Density Functional Theory Study of the Zeolite-Catalyzed Methylation of Benzene with Methanol

The reaction coordinates based on Gibbs free energies for the methylation of benzene with methanol over HZSM-5 and Hβ, both concerted and stepwise pathway, were investigated by applying density functional theory. From the estimated adsorption energies of benzene and methanol on these zeolites, stronger guest–host interactions were observed in HZSM-5 compared to Hβ. We find that at low temperatures, the concerted mechanism dominates, however, the mechanism converts to the stepwise pathway at higher temperatures.
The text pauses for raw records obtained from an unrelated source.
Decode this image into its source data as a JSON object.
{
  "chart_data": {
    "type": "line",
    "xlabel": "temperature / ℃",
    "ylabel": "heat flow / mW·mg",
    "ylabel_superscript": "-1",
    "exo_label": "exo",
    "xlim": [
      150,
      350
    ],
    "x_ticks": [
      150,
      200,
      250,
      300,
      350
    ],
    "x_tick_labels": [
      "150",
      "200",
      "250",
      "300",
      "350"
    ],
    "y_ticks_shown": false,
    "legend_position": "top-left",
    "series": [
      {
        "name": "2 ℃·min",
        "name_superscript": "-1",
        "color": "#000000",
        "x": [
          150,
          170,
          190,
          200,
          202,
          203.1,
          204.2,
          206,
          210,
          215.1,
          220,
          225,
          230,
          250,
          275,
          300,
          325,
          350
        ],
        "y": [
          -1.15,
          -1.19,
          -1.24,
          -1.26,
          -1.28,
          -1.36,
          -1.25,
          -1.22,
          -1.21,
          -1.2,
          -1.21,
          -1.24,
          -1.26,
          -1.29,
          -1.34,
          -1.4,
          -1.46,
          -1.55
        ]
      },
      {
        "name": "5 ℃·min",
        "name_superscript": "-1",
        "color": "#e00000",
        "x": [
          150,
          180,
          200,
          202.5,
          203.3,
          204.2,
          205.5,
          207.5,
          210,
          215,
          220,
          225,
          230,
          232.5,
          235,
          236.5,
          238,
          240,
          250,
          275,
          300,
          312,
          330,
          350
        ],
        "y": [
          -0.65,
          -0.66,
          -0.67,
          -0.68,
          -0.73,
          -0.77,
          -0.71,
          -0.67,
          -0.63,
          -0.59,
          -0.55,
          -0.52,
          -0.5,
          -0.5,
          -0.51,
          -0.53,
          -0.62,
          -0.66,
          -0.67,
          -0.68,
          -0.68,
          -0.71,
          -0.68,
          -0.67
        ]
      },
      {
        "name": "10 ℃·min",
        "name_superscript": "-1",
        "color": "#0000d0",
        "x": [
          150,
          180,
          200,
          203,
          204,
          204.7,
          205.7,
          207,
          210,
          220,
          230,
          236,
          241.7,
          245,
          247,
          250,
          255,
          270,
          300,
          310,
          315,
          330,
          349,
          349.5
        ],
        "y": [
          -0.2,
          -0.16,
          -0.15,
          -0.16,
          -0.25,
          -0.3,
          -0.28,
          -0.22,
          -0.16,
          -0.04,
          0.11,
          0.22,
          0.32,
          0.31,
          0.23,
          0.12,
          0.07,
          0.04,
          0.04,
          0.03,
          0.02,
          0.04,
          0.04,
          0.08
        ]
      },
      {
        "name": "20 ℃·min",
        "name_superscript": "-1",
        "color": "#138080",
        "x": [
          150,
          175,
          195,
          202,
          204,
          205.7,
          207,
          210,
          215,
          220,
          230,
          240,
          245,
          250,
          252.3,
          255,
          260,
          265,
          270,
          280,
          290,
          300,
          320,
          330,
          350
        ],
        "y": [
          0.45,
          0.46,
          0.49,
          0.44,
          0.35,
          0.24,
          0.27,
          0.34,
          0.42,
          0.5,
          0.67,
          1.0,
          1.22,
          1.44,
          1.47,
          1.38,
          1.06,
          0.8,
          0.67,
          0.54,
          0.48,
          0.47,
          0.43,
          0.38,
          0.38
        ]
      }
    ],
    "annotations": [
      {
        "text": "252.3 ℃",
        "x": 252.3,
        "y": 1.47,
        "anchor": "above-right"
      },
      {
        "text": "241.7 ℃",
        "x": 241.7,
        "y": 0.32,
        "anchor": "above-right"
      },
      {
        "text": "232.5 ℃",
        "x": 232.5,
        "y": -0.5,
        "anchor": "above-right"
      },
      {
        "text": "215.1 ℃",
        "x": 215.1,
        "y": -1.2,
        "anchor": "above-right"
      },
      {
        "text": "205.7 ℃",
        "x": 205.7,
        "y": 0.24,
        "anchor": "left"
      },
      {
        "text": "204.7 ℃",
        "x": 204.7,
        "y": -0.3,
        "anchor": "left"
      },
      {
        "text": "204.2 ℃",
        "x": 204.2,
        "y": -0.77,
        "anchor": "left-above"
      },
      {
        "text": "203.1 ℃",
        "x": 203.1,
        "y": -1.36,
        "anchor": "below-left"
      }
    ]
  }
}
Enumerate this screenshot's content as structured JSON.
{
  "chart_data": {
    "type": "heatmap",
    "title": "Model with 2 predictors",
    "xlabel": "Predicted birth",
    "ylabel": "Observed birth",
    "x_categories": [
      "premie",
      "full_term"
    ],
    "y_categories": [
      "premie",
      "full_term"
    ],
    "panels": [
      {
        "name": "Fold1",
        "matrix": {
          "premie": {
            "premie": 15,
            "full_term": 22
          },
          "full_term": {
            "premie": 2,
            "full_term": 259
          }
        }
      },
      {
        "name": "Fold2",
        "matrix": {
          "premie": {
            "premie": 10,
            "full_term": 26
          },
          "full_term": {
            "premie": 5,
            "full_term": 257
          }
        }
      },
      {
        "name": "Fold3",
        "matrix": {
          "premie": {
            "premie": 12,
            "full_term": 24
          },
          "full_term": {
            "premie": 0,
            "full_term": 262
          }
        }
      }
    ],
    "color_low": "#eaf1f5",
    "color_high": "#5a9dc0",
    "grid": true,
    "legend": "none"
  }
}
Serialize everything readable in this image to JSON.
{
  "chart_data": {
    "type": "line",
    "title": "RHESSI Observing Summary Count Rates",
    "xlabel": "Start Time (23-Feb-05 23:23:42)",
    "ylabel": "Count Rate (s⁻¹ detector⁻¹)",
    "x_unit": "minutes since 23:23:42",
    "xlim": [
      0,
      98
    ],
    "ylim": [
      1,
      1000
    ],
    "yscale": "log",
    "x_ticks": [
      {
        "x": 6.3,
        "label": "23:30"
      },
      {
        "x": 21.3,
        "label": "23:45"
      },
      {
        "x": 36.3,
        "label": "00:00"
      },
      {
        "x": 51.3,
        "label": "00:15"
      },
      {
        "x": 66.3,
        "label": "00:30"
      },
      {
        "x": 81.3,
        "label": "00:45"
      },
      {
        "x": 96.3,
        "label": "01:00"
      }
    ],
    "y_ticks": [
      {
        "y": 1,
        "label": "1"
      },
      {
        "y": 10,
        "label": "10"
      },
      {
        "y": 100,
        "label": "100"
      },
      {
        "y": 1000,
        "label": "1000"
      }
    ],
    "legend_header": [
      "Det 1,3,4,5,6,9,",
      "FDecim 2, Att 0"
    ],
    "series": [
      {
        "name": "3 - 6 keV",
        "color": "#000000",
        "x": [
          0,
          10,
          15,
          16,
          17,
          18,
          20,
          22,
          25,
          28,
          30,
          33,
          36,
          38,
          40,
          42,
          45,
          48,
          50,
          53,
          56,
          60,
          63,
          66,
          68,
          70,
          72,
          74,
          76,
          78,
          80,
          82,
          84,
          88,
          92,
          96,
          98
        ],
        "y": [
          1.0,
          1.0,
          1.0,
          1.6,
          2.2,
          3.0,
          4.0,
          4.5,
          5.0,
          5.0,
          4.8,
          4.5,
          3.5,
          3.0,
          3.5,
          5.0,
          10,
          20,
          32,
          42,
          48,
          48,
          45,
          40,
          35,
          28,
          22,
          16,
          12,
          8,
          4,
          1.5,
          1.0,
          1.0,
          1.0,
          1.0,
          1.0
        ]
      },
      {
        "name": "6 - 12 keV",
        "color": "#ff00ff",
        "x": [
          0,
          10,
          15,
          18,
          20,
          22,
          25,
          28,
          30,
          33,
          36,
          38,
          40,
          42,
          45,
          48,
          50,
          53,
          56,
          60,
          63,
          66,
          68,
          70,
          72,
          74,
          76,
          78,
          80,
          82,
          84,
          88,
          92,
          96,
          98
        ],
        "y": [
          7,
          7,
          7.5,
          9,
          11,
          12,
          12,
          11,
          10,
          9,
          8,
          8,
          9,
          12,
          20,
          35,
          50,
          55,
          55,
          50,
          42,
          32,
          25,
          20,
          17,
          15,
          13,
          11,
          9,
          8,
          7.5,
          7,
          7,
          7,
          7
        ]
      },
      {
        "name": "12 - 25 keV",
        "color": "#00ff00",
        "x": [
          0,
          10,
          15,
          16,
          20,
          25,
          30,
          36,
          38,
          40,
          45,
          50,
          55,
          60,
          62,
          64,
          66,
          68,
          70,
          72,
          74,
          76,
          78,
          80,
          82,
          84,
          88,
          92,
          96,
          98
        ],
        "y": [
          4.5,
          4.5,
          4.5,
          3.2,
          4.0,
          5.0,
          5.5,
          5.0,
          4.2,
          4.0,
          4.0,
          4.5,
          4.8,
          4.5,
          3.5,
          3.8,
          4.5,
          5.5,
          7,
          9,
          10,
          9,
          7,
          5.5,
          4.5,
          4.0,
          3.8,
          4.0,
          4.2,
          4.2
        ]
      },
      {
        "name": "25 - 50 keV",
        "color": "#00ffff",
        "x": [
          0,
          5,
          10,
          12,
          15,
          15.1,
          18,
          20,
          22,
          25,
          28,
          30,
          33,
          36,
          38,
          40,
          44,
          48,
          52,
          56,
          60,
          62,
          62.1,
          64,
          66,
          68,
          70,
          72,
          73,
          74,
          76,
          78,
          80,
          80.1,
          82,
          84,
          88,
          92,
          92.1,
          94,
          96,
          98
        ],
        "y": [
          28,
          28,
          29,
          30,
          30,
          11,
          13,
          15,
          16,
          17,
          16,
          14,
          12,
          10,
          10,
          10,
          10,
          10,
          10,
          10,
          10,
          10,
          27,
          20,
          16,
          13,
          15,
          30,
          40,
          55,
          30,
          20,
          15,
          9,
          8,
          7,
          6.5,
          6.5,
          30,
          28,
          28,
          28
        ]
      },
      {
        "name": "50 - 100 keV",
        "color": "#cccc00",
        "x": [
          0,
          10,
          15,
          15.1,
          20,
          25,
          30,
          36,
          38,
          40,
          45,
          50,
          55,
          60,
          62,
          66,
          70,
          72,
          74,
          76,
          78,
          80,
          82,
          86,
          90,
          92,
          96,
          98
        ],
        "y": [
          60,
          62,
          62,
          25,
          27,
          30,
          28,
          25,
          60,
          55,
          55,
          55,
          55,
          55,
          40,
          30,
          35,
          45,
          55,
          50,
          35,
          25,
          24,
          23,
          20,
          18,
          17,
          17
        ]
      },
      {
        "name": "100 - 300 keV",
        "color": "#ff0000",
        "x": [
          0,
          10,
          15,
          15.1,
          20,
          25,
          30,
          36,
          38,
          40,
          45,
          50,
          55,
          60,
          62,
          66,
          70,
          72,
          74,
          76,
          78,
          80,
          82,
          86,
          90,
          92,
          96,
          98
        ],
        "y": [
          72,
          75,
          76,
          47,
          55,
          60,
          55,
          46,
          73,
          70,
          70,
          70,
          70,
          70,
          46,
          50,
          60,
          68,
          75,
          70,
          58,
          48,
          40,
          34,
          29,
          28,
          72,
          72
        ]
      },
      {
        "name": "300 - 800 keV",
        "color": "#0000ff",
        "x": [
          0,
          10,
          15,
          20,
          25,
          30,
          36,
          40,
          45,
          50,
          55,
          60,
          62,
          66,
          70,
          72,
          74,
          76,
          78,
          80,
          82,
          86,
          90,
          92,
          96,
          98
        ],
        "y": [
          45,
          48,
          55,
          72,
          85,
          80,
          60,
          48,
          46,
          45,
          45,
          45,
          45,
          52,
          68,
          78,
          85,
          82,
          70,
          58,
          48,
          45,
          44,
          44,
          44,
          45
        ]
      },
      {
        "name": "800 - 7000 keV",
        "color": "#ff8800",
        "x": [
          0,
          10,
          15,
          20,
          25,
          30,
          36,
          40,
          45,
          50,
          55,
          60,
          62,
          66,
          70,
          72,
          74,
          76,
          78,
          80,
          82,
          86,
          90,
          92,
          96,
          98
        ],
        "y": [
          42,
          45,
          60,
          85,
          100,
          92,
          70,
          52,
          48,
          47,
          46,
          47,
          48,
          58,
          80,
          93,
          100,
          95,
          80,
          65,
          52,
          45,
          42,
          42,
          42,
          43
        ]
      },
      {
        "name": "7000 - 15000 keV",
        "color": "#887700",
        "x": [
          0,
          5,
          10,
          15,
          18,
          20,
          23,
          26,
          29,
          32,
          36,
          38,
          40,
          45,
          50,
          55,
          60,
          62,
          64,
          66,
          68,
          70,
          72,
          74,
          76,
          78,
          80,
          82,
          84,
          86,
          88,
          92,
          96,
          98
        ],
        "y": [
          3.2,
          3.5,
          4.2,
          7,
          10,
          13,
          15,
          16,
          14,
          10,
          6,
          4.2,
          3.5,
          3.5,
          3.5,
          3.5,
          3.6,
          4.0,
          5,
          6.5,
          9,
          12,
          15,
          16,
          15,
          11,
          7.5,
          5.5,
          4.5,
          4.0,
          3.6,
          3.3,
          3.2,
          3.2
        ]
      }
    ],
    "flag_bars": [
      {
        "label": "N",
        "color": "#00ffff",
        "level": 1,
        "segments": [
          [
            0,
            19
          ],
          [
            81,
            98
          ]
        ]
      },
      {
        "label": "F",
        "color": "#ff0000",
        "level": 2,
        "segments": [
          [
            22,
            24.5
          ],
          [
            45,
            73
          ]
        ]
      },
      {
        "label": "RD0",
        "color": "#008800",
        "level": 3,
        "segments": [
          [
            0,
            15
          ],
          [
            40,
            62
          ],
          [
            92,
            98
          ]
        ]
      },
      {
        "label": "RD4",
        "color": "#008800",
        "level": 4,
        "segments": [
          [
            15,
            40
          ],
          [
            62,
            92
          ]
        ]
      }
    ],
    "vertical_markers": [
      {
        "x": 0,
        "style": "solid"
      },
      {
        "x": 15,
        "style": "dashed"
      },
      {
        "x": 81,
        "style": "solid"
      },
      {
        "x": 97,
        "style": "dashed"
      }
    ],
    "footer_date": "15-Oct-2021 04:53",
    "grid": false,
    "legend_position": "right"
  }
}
The formation of methoxy group is found to be the rate-determining step for the stepwise pathway, and the calculated free energy barriers at 673 K were 138 kJ/mol for HZSM-5 and 149 kJ/mol for Hβ, lower than those in the concerted pathway (165 kJ/mol for HZSM-5 and 168 kJ/mol for Hβ), indicating that the stepwise pathway is kinetically favored for the methylation of benzene with methanol at 673 K. Gaseous methane can be produced via one intramolecular hydrogen transfer from the ring carbon to the carbon of methyl group in the protonated toluene species, and the calculated free energy barriers for forming methane over HZSM-5 and Hβ are 112 and 100 kJ/mol, respectively, suggesting that methane is more easily formed over 12-ring Hβ catalyst. Graphic Abstract The stepwise pathway is kinetically favored for the methylation of benzene with methanol compared to concerted pathway.